Netflix has dropped a trailer for a new documentary about Britney Spears’ conservatorship, which will hit the streaming platform on Sept. 28.
“I just want my life back,” the trailer for “Britney vs Spears” begins, incorporating a powerful sound bite from Spears’ groundbreaking hearing in June in which the pop icon told a judge she wanted out of the arrangement.
“Britney never had one person she could trust, not Mom, not Dad,” Adnan Ghalib, who was one of the paparazzi hounding the “Overprotected” star until they dated briefly in 2007, says in the trailer.
The film’s director, Erin Lee Carr, notes in the trailer that “someone very close to the conservatorship” leaked her a confidential report. She told the Los Angeles Times that her film has been a two-and-a-half years long investigative project into the conservatorship.
“If you care about women, you should watch this movie,” she said. “If you care about mental health, you should watch this movie. If you’re a fan of Britney Spears, you should watch this movie.”
Conservatorships are typically employed for people who are deemed unable to make key decisions for themselves, yet the fact that Britney has never really stopped working, including headlining an enormously successful multi-year Las Vegas residency, had fans crying foul at the constraints she's been placed under for years. Spears compared her seven-day forced work schedule to human trafficking in June.

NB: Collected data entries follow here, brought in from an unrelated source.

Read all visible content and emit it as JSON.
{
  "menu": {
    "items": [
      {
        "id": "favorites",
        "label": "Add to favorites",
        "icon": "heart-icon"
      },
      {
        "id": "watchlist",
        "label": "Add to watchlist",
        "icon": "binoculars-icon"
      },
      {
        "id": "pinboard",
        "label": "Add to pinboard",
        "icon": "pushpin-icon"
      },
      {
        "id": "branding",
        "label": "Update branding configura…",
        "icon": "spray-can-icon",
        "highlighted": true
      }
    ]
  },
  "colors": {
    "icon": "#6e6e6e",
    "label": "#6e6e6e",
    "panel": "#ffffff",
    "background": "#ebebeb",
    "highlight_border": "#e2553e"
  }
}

“My understanding of a conservatorship is that you have to be unwilling to meet a need for clothing, shelter and to feed yourself,” Carr told the Los Angeles Times. “When I see someone doing really complex dancing and performing on a stage earning millions of dollars, those things don’t seem like they belong in the same sentence. So while at times she may need help because her life has truly been crazy, it’s hard for me to think that this type of legal arrangement would be necessary.”
A lawyer featured in the trailer notes that of the clients he's represented in conservatorships, “not one of them has ever had a job.”
"It's been 13 years and it's enough,” Spears says from court says in the trailer for “Britney vs Spears,” referencing the 13 years she has been under the conservatorship.
Britney's father Jamie Spears filed a petition earlier this month to be removed from the conservatorship, citing his daughter’s recent pleas to be released from the legal arrangement. She told a judge in June that he should be in jail for conservator abuse. There has been a public outcry for her release from her conservatorship since she made it clear earlier this year that she wants her freedom back.
Carr has directed several true crime-centric documentaries that focus on women: the 2017 HBO film "Mommy Dead and Dearest” told the story of Gypsy Rose Blanchard, a young woman who killed her mother in 2015 after experiencing years of alleged medical abuse; the 2019 documentary "I Love You, Now Die: The Commonwealth v. Michelle Carter" explored the case of Michelle Carter, who was convicted of involuntary manslaughter in Massachusetts after, at age 17, encouraging her boyfriend Conrad Roy III, to kill himself in 2014.